On paper, Harmontown seems like the very definition of a documentary discerning viewers should approach with caution. Its main character is one of the executive producers, and its website is a subpage of the site for the podcast that gives the doc its name. This appears a tasteless recipe for self-aggrandizement, and in its opening minutes, the movie seems to bear out that suspicion. But over time, the doc takes many turns in how it depicts Dan Harmon. That’s how it becomes clear that skepticism may be appropriate, but overlooks one thing, something anyone familiar with the man will know: no one, not even the most probing filmmaker in the world, is going to be harsher on Dan Harmon than he will be on himself.
Harmon is best known as the co-creator of the web-based “television network” Channel 101 and, of course, the cult smash TV series Community. Beloved for its mixture of sincerity and metatextual stories that are often either pitch-perfect parodies of popular genres or commentaries on storytelling itself (or both), Community has nonetheless had a rocky road with network executives, who let Harmon go from the show in 2012. In the wake of this, Harmon coped by turning his monthly comedy show/podcast, Harmontown, into a weekly event. In 2013, he took the show on the road, touring the US. Writer/director Neil Berkeley and his crew accompanied the tour, and Harmontown is the result.
As stated above, the movie starts out looking like any other profile doc about an artist, talking up its subject to a degree just shy of hagiography. Numerous acting and writing contemporaries of Harmon are brought in for interview snippets in which they attest to his genius. The narrative takes the “woe is Harmon” approach to his unjust firing by NBC, framing it as the story of yet another creative whom the suits couldn’t understand. While this perception may be more or less accurate, that’s hardly evidence that Harmon is a saint undeserving of further scrutiny. If this were just a movie about what it’s like to write and create for television, such incuriosity would be forgivable. But the opening scene is Harmon waking up in bed and starting his day, so it’s clearly going for something more intimate. The stage seems set for disaster…
… and then it keeps going. And as the Harmontown tour goes on, it becomes apparent that Harmon is a deeply tempestuous human being. And not in a “tormented genius” mold, either. He experiences unnervingly dark moods, during which he lashes out at those around him. The film doesn’t minimize the hurt he’s causing to his friends and loved ones, especially his fiancee, Erin. In one brutally up-front sequence, Harmon confesses to the camera how he’s become so good at insulting people for maximum emotional pain, and speculates as to how he ever got that way.
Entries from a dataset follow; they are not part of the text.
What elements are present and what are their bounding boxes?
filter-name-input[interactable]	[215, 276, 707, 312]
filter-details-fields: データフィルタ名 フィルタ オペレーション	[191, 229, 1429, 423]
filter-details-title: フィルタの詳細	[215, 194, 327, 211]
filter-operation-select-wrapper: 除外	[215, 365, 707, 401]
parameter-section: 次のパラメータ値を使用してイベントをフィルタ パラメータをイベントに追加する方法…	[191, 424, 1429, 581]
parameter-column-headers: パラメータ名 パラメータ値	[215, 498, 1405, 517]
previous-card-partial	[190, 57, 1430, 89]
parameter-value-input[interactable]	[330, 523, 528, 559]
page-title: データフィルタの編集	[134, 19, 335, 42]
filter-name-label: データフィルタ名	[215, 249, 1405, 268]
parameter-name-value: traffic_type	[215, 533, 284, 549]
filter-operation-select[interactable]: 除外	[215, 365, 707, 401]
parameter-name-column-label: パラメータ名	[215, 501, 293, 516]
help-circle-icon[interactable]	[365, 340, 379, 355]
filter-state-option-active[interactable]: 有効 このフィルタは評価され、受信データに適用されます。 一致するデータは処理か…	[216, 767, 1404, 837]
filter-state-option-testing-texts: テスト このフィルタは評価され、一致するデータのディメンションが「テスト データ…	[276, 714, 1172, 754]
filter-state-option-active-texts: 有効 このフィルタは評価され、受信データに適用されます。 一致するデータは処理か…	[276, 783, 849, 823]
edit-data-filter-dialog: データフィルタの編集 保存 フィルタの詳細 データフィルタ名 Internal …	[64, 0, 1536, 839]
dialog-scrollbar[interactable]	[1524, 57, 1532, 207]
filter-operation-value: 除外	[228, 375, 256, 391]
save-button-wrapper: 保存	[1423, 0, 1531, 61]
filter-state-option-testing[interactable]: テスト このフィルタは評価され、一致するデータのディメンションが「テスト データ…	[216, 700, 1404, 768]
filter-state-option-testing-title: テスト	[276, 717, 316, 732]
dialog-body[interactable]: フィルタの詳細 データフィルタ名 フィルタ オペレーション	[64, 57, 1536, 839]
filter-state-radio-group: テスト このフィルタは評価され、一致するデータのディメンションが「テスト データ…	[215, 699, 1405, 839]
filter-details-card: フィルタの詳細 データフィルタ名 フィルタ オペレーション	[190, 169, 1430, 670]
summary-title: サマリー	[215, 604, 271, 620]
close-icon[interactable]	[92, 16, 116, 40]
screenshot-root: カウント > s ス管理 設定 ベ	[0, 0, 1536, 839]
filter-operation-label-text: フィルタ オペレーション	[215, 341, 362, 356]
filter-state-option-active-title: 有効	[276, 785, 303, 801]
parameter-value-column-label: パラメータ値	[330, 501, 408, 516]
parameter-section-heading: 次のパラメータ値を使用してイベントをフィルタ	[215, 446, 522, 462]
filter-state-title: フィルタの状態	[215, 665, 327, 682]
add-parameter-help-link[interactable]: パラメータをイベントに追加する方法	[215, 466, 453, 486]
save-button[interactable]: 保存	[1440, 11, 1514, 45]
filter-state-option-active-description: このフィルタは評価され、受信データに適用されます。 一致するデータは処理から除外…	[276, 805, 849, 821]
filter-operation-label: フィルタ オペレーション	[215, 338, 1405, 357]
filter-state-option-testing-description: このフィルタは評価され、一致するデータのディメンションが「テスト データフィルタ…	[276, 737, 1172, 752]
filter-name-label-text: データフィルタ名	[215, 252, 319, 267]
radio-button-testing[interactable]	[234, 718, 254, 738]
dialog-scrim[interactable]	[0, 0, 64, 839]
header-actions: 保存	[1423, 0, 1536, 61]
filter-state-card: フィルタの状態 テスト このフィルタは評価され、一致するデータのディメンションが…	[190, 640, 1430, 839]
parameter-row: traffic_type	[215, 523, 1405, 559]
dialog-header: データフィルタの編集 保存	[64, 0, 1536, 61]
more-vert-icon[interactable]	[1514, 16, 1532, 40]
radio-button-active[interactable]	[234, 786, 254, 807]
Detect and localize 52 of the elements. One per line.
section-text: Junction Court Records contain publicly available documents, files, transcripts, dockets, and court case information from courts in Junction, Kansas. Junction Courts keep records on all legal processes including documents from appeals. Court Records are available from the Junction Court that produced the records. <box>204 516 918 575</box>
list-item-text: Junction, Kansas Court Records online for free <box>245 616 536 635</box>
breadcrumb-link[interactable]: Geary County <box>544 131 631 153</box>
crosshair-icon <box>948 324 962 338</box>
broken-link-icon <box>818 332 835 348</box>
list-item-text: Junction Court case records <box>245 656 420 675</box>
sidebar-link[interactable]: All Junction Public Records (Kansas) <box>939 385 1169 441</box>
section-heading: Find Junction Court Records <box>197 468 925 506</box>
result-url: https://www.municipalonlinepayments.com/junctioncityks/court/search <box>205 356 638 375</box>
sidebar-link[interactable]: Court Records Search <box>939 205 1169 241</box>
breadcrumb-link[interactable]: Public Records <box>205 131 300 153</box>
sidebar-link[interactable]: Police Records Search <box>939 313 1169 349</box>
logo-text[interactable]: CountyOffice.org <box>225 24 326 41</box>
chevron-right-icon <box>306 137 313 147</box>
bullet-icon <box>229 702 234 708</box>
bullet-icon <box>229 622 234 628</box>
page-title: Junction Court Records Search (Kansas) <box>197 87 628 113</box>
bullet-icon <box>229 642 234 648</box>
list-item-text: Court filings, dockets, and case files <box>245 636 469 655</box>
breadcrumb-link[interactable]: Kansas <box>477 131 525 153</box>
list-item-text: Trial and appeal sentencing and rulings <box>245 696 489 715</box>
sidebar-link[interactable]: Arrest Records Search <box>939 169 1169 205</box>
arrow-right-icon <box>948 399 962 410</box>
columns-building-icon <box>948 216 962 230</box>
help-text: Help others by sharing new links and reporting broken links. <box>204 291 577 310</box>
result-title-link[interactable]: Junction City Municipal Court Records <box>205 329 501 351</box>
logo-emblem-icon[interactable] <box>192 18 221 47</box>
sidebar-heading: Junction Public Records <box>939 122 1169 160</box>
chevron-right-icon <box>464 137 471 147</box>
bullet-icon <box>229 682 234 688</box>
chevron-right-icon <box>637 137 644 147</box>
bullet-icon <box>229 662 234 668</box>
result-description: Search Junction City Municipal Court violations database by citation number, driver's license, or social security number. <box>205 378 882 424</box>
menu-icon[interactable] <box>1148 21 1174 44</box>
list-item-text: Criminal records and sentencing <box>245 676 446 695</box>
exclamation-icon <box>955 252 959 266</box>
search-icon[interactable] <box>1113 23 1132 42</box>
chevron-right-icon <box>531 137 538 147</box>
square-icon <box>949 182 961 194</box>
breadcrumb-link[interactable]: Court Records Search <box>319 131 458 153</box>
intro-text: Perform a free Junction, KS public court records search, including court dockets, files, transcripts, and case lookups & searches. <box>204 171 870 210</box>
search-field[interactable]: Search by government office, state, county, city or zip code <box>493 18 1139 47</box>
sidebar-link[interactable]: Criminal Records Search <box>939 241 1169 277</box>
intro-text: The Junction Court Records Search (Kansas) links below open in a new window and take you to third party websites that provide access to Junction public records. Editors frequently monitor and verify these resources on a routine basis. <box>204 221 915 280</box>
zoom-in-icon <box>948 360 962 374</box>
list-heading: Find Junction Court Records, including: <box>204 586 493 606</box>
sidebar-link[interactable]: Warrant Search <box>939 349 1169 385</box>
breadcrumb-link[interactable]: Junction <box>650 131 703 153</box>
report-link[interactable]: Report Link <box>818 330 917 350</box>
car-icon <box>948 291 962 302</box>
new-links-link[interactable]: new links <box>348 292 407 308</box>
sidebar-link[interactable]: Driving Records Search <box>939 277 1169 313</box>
That’s the most fascinating thing about Harmon — his acute self-awareness and endless self-interrogation. He scrutinizes his life as if it were a story, and tries to connect the dots that can explain why he is the way he is, and why he can’t change his bad parts, even though he knows he’s horrible. He’s seemingly unable to separate himself from using fictional tropes as a reference point. He’s a postmodern being formed wholly from our age, a kid who grew up immersed in media, and now functions almost always from some detachment. At the point this is evident, the movie is no longer about a storytelling savant too advanced for the rest of the world, but about a man who seemingly cannot stop sabotaging himself. Sarah Silverman, first showing up to talk about how smart and funny Harmon is, later relates with plain sadness how she had to fire him from his job as a writer on her sitcom when he became absolutely unbearable.
All of this may make Harmontown sound overly grim and joyless, but it isn’t. There’s a regular dosage of highlights from each stop of the tour that keep spirits high. Harmon might be a nightmare off the stage, but onstage, he’s a master entertainer, and he has a high rotation of equally ebullient guests. And the unlikely journey of Spencer Crittenden, a former fan who became a regular member of the show as the resident dungeon master for its Dungeons & Dragons sessions, provides an uplifting counterpoint to Harmon’s spiral of negativity. Near the end of the film, Harmon even says that if it has a hero, it’s Spencer, not himself.
Harmontown is overlong, to the point where one or more of the tour stops could have been excised from the film without really affecting the story. But it’s an effective anti-portrait of an artist, and a different kind of road documentary than we’re used to seeing. Harmon would never be satisfied with any story of his told conventionally, so one about him shouldn’t abide by all the rules, either.